Em primeiro lugar urge fazer uma reflexão séria e científica sobre a temática energética, algo que em Portugal, infelizmente, é sistematicamente relegado para segundo plano. Uma rápida análise sobre a questão leva-nos a concluir que a produção e uso de energia nos dias de hoje é concebida baseando-se na visão da oferta; a energia é vista como algo que se pode gastar indefinidamente (e quanto mais, melhor). É, assim, uma visão centralista e uniformizadora, que recusa uma aplicação local consoante a procura e necessidades dos consumidores, que tem como principal consequência o rápido esgotamento dos recursos naturais. Um exemplo desta situação é o Serviço Nacional de Saúde (SNS), aqui entendido como entidade energética: Ao invés de uma implantação local/regional, pois nem todas as zonas do país têm certamente os mesmos índices de procura, distribuiu-se, sobretudo no pós-25Abril, hospitais e centros de saúde – como se de panfletos se tratassem! – de forma “uniforme”. O resultado está à vista de todos: O SNS encontra-se hoje desgastado e mutilado, com o encerro de muitas unidades um pouco por todo o país, para desespero das populações locais.
Resumindo, a produção e utilização de energia deve ser encarada como um serviço gerador de conforto, aplicado às reais necessidades das nossas comunidades, onde cada consumidor deixa de ser visto como um mero «número», passando, desta feita, a ser parte integrante do fenómeno energético, isto com recurso a meios de que falarei mais adiante. «Power to people», é o lema a interiorizar.

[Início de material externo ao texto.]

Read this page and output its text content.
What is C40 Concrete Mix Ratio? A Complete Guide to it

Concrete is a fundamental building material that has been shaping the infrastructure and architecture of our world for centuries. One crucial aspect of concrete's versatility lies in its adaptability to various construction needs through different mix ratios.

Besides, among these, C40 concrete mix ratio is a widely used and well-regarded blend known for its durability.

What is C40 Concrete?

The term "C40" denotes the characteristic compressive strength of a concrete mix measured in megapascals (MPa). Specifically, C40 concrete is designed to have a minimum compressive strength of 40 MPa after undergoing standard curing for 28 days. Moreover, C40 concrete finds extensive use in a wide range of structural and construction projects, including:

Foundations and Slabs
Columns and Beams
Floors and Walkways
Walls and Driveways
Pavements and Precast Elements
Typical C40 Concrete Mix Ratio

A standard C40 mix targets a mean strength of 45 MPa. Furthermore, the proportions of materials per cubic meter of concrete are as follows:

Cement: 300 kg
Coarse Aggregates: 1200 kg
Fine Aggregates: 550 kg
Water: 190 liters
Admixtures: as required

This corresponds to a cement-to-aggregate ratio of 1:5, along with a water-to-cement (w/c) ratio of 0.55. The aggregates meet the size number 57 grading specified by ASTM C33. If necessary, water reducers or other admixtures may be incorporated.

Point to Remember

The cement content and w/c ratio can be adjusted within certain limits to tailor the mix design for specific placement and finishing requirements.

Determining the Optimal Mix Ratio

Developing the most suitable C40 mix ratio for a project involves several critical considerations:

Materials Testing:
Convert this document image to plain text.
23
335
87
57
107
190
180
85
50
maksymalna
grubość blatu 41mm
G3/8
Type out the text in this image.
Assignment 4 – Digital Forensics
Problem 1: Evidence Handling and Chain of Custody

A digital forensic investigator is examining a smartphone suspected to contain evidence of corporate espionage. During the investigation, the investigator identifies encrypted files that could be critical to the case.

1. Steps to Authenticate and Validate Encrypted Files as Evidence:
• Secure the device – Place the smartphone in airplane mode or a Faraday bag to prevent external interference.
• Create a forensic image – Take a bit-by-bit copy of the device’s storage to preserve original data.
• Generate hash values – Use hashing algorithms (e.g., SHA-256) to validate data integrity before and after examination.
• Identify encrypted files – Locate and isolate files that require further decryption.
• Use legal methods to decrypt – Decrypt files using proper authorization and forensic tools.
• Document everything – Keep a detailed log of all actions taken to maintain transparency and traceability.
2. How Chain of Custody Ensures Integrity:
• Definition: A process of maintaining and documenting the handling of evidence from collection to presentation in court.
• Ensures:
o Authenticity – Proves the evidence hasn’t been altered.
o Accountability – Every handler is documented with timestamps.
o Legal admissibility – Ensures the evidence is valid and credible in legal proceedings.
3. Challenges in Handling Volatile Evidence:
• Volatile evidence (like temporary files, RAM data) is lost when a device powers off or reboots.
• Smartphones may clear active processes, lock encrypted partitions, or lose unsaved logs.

Outra questão fulcral para a resolução deste conflito prende-se com o (fraco) ordenamento do nosso território. Tomemos como exemplo a região da grande Lisboa: Devido à especulação imobiliária e à incapacidade do poder local em garantir condições de vida, muitos lisboetas são “atirados” para a periferia da região mas mantendo os seus postos de trabalho bem no centro da capital. Por conseguinte, entram e saem milhares de carros todos os dias, o que corresponde, para além de um problema social, a um gravíssimo atropelo do ponto de vista energético em virtude dos milhares de litros de combustível que são gastos, com a correspondente emissão de gases poluentes. É necessário tomar novas medidas que estimulem o crescimento das economias locais e o melhoramento da rede rodoviária. Sobre este último, é absolutamente inacreditável a atitude do actual governo que prefere apostar na construção de mais auto-estradas (!) ao invés da melhoria dos transportes públicos e seu uso, ciclovias, espaços de lazer e bem-estar (Relembremos as famosas «cidades-jardim» de William Morris), legislação para habitações termicamente optimizadas, etc.